By Jason Brandt (@JasonDMG3)
Recently, weve talked about how new technologies are helping patients on transplant waiting lists live a normal life out of their homes, instead of confined to a hospital bed, and how theyre helping caregivers monitor senior citizens in a thorough but respectful way. That got us to thinking about all of the health-care technology that is coming into the home, making it easier for patients to take care of themselves – these backpack motors and household systems, but also tiny equipment, like small wearable monitors that check vital signs like blood pressure and pulse oxygen. We started geeking out over little high-tech gadgets, as we do.
But then we stopped and wondered. We think this stuff is cool because were looking at it from a techie perspective, not necessarily from a user perspective. What do the patients think of this stuff?
Interestingly, one 2004 study found that “the use of specialised medical equipment by patients at home, which has “increased in most industrialised countries…over the past 15 years, was actually met by patients who felt “deeply ambivalent about the benefits and drawbacks of technology. While technology can be pivotal in making patients autonomous and able to participate in the social world, it also imposes heavy restrictions that are intimately interwoven with the nature of the particular disease and with the patients personal life trajectory.

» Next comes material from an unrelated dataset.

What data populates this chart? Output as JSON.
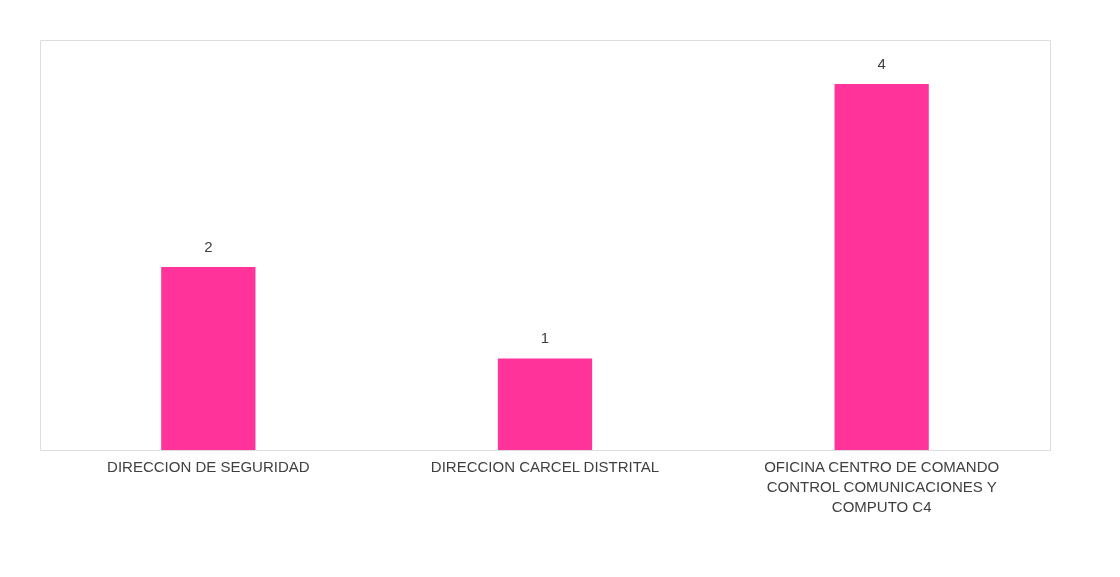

Its worth noting, though, that IV antibiotics and nutrition, dialysis and oxygen were the therapies investigated. Seven years on, the focus is much more on primary and secondary prevention in home self-care – on preventing an illness or event from ever happening, or after one case, preventing it from happening again – rather than just on long-term acute necessaries.
However, patients still have the same frustrations when the technology helping them care for themselves is too intrusive, clunky or problematic to feel helpful. They may understand quite well that its doing them a benefit, but if it makes life difficult, its hard to feel grateful. Take hearing aids, for instance. Now packed with advanced technology and so tiny as to be difficult to see, hearing aids were derided for being embarrassingly large and squawkily unhelpful.
What technologies do we have today that could be made better? The glaringly obvious new helper we have in this process is in your pocket right now: the mobile phone. Half of all Americans carry around the equivalent of a circa-2000 computer. Its no understatement to say that this has the potential to turn healthcare on its head. The industry is being given an incredible new platform that can make mobile self-care possible to a degree impossible to imagine in previous decades, and we absolutely must be giving this the time, attention, resources and creativity that it deserves.
That’s why Im going to keep a close eye on the mHealth Summit later this year, and until then, its sponsors and participants. There already are a lot of brilliant people with their heads in this space (besides us!) and I have a good feeling about it. Were going to see exciting things soon.